Les objectifs thérapeutiques potentiellement réalisables à l’avenir, au cours de la RCH, sont :
  • la rémission clinique soutenue ;
  • la cicatrisation endoscopique soutenue avec réduction des taux de dysplasie et de cancer ;
  • le maintien d’une physiologie gastro-intestinale normale (figure 1).
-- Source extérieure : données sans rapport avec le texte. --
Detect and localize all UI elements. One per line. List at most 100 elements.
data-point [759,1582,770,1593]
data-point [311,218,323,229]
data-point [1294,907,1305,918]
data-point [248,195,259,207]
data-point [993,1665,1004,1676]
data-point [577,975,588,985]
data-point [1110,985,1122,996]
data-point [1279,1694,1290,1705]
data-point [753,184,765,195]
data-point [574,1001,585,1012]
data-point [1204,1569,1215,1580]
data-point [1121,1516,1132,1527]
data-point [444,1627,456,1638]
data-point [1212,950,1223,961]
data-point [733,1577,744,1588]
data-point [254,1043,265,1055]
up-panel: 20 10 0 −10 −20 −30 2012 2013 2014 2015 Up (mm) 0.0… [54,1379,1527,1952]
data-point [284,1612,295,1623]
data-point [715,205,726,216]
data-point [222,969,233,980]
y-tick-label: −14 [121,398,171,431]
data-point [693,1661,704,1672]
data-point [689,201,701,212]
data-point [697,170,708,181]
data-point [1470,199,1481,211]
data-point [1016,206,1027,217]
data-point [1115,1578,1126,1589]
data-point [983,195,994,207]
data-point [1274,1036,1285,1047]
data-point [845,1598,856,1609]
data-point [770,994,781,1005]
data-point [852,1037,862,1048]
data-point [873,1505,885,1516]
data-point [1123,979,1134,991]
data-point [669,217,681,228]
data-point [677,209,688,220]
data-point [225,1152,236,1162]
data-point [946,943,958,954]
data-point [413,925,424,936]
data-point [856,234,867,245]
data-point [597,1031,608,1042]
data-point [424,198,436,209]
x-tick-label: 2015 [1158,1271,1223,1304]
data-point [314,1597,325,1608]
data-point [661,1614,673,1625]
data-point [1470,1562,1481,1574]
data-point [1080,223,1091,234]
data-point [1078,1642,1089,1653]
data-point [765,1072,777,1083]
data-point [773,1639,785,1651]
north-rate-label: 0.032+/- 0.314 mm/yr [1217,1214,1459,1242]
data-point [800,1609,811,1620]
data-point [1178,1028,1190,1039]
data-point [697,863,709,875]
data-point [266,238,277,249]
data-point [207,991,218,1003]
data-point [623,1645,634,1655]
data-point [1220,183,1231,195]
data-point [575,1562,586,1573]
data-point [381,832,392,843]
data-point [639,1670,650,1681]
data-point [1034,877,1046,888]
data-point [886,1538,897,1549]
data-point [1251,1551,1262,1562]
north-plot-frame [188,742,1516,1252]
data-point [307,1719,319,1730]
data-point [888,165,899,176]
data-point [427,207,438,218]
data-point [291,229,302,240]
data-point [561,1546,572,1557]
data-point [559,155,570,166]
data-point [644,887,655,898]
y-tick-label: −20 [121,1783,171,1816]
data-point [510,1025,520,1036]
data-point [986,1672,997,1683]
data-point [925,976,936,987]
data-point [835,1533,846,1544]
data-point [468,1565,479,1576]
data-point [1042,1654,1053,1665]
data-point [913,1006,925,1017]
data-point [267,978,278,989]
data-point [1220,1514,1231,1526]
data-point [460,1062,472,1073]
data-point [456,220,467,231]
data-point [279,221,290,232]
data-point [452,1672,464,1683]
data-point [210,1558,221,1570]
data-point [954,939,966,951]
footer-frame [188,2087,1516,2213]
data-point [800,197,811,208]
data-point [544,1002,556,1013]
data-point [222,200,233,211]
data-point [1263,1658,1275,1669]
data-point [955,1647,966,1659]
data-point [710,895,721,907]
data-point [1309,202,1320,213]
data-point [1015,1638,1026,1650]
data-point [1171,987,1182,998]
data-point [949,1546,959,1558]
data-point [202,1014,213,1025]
L’inflammation chronique de la muqueuse colique est associée à une augmentation du risque de dysplasie et de cancer [31]. La réalisation des objectifs thérapeutiques énoncés requiert l’évolution d’une stratégie thérapeutique basée sur les symptômes vers une stratégie visant à obtenir une cicatrisation muqueuse endoscopique [1]. La mésalazine est efficace chez 50 % des patients dans cette indication et a démontré un effet chimioprophylactique contre le cancer colorectal. Des données limitées ont démontré l’efficacité de l’AZA dans l’induction et le maintien de la rémission endoscopique au cours de la RCH [1]. Il n’est pas actuellement démontré que l’AZA possède un rôle chimioprophylactique contre le cancer colorectal. L’IFX est efficace dans l’induction et le maintien des rémissions clinique et endoscopique au cours de la RCH [20]. L’ADA n’a pas encore fait la preuve de son efficacité dans cette pathologie, les résultats des essais en cours nous le diront. L’effet de l’IFX dans la prévention de la dysplasie et du cancer n’est pas actuellement connu. Contrairement à la MC, l’IFX a montré une efficacité similaire dans les RCH récentes et anciennes (≥ 3 ans). En effet, l’utilisation de l’IFX, même dans les formes anciennes de RCH, a permis de réduire les taux d’hospitalisation et de chirurgie [21]. Actuellement, tant que nous ne disposons pas de facteurs cliniques et/ou biologiques permettant de prédire le risque de colectomie au cours de la RCH et indiquant, de ce fait, une stratégie thérapeutique agressive précoce, le paradigme stipulant un traitement de première ligne par mésalazine reste d’actualité [1]. Une question demeure ouverte : « Quelle est la meilleure stratégie thérapeutique chez les patients avec RCH réfractaire à un traitement de première ligne par mésalazine ? S’agit-il de :

  • corticoïdes + AZA ;
  • IFX avec ou sans AZA ? ».

Conclusion

La MC est une pathologie chronique destructrice pour laquelle les stratégies thérapeutiques actuelles semblent inadéquates en termes de modification de l’histoire naturelle. L’évolution vers un traitement précoce par AZA et/ou anti-TNF permettra potentiellement de réduire la destruction de la paroi intestinale, de prévenir les complications et de maintenir une physiologie gastro-intestinale normale. L’achèvement de ces objectifs thérapeutiques nécessitera l’introduction précoce de thérapies efficaces pour le maintien de la rémission à savoir l’AZA-6-MP et/ou le traitement par anti-TNF. La RCH est une maladie à évolution variable et imprévisible exposant un sous-groupe de patients à la colectomie. L’évolution des objectifs thérapeutiques de la RCH visera, les rémissions clinique et endoscopique soutenues avec réduction potentielle du risque de dysplasie et de cancer colorectal, ainsi que le maintien d’une physiologie gastro-intestinale normale. La réalisation des objectifs thérapeutiques énoncés requiert l’évolution d’une stratégie thérapeutique basée sur les symptômes vers une stratégie visant à obtenir une cicatrisation muqueuse endoscopique. Actuellement, tant que nous ne disposons pas de facteurs cliniques et/ou biologiques permettant de prédire le risque de colectomie au cours de la RCH et indiquant de ce fait une stratégie thérapeutique agressive précoce, le paradigme stipulant un traitement de première ligne par mésalazine reste d’actualité.